IX.

There is news along the Ohio river: a waist-haired woman has perched on a good rock high water has nudged a few feet from shore over months, over a year, on days and nights and wicked limbo, cloaked in mist howling before the breakbeat of sun, however brief in this midsouth sky. This is what dawn looks like here. She cups her hands, waiting while the wind catches wisps of hair adding to the mad look we get at a certain age when a quick glance says fuck if I’ll let it happen again. You could join her. It would only take a skip and there would be solace in her crow’s feet, in the billow of her scarf and the parchment she has rolled out before her knees, held down by two mugs, one steaming, one cold and clear, awaiting pigment, awaiting feathers, and maybe even gasoline.

 

 

X.

There is news along the Ohio river: the flood comes later this year and after, there are no signs of younglings.

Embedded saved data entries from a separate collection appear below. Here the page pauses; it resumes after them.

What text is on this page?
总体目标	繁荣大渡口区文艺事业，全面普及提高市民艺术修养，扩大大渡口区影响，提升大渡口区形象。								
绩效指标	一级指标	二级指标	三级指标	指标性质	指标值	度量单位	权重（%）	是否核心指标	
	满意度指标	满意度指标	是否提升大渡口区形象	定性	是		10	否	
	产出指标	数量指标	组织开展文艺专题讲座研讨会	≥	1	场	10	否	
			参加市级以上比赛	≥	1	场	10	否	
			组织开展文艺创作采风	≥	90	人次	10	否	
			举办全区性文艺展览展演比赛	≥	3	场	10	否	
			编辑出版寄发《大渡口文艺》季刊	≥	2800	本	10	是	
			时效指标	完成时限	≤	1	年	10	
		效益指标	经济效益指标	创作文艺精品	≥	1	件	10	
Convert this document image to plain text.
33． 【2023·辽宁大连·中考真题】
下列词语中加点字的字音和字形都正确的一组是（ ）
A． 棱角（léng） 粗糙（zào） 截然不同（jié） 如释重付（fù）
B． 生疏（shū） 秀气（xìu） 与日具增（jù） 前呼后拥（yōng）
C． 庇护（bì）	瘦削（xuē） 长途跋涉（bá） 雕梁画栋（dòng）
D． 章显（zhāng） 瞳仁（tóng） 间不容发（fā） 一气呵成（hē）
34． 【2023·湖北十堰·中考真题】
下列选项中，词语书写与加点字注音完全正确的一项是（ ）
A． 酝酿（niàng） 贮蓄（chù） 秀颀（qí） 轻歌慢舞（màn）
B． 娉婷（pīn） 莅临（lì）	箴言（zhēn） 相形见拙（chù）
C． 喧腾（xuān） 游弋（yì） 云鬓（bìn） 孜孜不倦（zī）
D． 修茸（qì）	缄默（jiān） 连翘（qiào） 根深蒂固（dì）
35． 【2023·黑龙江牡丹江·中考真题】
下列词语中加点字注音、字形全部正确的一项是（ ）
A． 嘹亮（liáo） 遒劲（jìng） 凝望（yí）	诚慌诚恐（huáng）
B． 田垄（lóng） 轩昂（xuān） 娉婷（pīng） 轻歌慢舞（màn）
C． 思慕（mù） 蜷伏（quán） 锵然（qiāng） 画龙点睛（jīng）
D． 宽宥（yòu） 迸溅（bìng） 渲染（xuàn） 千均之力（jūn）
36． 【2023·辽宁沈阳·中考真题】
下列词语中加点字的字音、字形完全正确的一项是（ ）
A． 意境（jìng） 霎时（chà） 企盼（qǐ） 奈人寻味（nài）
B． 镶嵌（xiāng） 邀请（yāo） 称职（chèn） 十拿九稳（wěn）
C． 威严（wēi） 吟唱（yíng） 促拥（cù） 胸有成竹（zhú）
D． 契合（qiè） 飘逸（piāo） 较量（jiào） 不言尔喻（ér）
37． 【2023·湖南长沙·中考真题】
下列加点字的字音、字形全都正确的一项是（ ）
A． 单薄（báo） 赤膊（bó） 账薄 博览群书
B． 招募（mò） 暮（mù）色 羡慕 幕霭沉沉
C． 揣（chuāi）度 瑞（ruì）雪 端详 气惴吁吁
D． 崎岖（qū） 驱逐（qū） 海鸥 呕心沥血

She begs herself not to think about Rachel Carson’s silence, not to wrap her arms in every shred of fishing line she’s gathered here on the banks. No one will understand the protest, why cutting off the blood flow is symbolic like amaranth—also known as love-lies-bleeding, also known as kiwicha, also known as Amaranthus caudatus—she planted out front of the sinking house with its murder sparrows. No one will understand the instinct to dive on a grenade when nobody asked you to. As she picks the crusted burnt skin on her wrist and thinks of Bourdain, she remembers the scars make you legit. But she’s only out here on the bridge trying not to recognize how the tone of their friendship changed after she moved here. The word support. How careful she is not to pop her p’s when she records talks about writing. Rooted in portare, Latin for carry. No matter how many cakes she’s baked, no matter how fresh the berries, no matter how perfect the crumb or the way hot Crisco pools and turns the top of the cornbread that good kind of brown, none of it can make their love permanent. She knows she’s cooking for ghosts.

 

 

XI.

There is news along the Ohio river: a man has opened all the windows in his century home with its bronze plaque and mouth-blown windows. His snow-faced dog rests on a pillow on the first floor while the man plays a mournful song on French horn and even from a distance, she can see the way his back crooks and feel the ache traipse into the small of her back, the pressure, the pressure, to keep on playing when the gingko leaves have all dropped at once and the house is empty again. And wonder, wonder asks if he can smell the river up there as he spins once before the gods send him a light percussion on the metal roof in the form of raindrops and the patter of squirrels.